La Giornata Internazionale “Città per la Vita – Città contro la Pena di Morte”

By Redazione

La Giornata Internazionale “Città per la Vita – Città contro la Pena di Morte” del 30 novembre ricorda l’anniversario della prima abolizione della pena di morte dall’ordinamento
di uno stato europeo, da parte del Granducato di Toscana nel 1786, l’iniziativa – giunta alla sua sesta edizione – è promossa dalla Comunità di Sant’Egidio e sostenuta dalle
principali associazioni internazionali per i diritti umani, raccolte all’interno della World Coalition Against the Death Penalty.

Mille città sono già diventate “Città per la vita”: tra esse capitali europee come Roma, Vienna, Parigi, Bruxelles, Madrid, Berlino, e mondiali, tra cui Città del
Messico, Buenos Aires, Bogotà, Santiago del Cile, Maputo, Dakar. Tutti i loro monumenti “simbolo” verranno illuminati formando un ampio schieramento morale mondiale per chiedere di
fermare tutte le esecuzioni capitali.
“Nel mondo sono sempre meno gli Stati che ancora adottano la pena di morte, con un trend fortunatamente in costante diminuzione – hanno dichiarato il Presidente della provincia Paolo Filippi e
il Vice Presidente Maria Grazia Morando -. L’approvazione della Risoluzione per una Moratoria Universale della Pena capitale alla terza Commissione dell’Assemblea Generale dell’O.N.U., che lo
Stato italiano ha voluto con forza, ha segnato nel mese di novembre una tappa decisiva per l’affermazione di una giustizia senza morte”.
Progressi del fronte abolizionista si segnalano, a livello di opinione pubblica o nelle leadership, anche in molti stati mantenitori quali gli Stati Uniti, dove si è aperto un ampio
dibattito sulla costituzionalità dell’iniezione letale, così come in alcuni importanti Paesi dell’Asia (Taiwan, Corea del Sud). L’Africa, pur provata più di altri
continenti dai conflitti e dalle povertà, si distingue per un trend positivo sia nella diminuzione costante del numero delle esecuzioni che nell’aumento dei Paesi che attuano una
moratoria de facto. Oltre la metà dei paesi africani non applica più la pena di morte. La più recente notizia in questo senso è data dall’annuncio dell’abolizione
della pena capitale in Gabon.
“In questa Giornata 1000 città per la vita si uniranno idealmente manifestando una accanto all’altra, per dire insieme NO alla pena di morte e affermare con la loro voce l’espressione di
un’autentica cultura e civiltà della vita. A questo impegno – hanno continuato Paolo Filippi e Maria Grazia Morando – si unisce con forza e decisione anche la vice della provincia di
Alessandria, che ribadisce il proprio no alla pena capitale”:
Molti Comuni hanno già predisposto iniziative culturali e di sensibilizzazione dell’opinione pubblica sostenute e organizzate in sinergia con la Comunità di Sant’Egidio e
associazioni ad essa collegate, in Italia e in altri Paesi.
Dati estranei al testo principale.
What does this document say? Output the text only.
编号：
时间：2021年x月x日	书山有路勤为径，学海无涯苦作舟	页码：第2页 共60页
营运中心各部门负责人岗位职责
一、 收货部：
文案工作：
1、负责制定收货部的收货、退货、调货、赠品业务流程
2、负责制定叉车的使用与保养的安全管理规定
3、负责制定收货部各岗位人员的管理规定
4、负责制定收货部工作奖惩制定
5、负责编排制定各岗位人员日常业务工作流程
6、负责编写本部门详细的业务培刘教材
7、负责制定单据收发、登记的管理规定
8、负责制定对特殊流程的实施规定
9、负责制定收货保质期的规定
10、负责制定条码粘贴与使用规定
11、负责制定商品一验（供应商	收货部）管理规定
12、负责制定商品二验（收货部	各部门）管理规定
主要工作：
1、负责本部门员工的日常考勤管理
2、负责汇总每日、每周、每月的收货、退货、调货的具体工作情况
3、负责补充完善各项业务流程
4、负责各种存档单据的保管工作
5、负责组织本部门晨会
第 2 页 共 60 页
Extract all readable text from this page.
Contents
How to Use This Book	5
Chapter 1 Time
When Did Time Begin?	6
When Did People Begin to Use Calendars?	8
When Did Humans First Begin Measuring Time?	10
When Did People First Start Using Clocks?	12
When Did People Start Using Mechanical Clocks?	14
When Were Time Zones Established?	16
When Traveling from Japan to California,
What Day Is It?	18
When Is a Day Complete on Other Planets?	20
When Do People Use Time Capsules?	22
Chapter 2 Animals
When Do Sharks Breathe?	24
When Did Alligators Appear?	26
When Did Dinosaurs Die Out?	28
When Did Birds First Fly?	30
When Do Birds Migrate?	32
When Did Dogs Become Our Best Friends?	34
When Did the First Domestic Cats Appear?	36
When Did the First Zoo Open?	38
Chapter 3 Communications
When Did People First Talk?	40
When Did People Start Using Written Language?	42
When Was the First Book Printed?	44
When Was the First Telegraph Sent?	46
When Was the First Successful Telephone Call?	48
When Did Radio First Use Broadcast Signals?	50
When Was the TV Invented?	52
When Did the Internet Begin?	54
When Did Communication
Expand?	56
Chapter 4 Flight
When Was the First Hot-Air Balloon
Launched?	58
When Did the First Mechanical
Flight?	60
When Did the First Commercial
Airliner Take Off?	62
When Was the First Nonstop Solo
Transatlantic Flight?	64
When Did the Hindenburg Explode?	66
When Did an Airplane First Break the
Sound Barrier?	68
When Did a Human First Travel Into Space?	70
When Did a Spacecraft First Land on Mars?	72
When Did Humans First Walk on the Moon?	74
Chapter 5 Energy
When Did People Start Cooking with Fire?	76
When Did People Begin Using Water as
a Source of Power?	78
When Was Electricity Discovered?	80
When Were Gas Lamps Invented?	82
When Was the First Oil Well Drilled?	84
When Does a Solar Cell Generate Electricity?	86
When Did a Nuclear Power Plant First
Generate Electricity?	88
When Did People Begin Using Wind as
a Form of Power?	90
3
La Provincia di Alessandria, con 24 Comuni del suo territorio (Alessandria, Arquata Scrivia, Bistagno, Carrosio, Cassinelle, Castellazzo Bormida, Castelnuovo Bormida, Castelnuovo Scrivia, Gavi,
Morbello, Novi Ligure, Occimiano, Ovada, Quattordio, Rivalta Bormida, Serravalle Scrivia, Tortona, Voltaggio, Basaluzzo, Bosio, Castelletto d’Orba, Cremolino, Molare, Orsara Bormida) si
è unita in questi anni a questo schieramento contro la pena di morte. Molteplici sono le iniziative per coinvolgere i cittadini in questa campagna di civiltà, che vuole
contrastare la dilagante logica della violenza e dell’odio.
Tra queste inziative si segnala la conferenza Non c’è giustizia senza la vita. La testimonianza di Edward Mpagi Edmary che avrà luogo ad Alessandria lunedì 3 dicembre alle
ore 20,45 presso la sala conferenze di Palazzo Guasco, via dei Guasco, con la partecipazione del Vice Presidente della Provincia di Alessandria Maria Grazia Morando.

Con la Provincia di Alessandria organizzano la conferenza la Comunità di SAnt’Egidio, Amnesty International e il CSVA.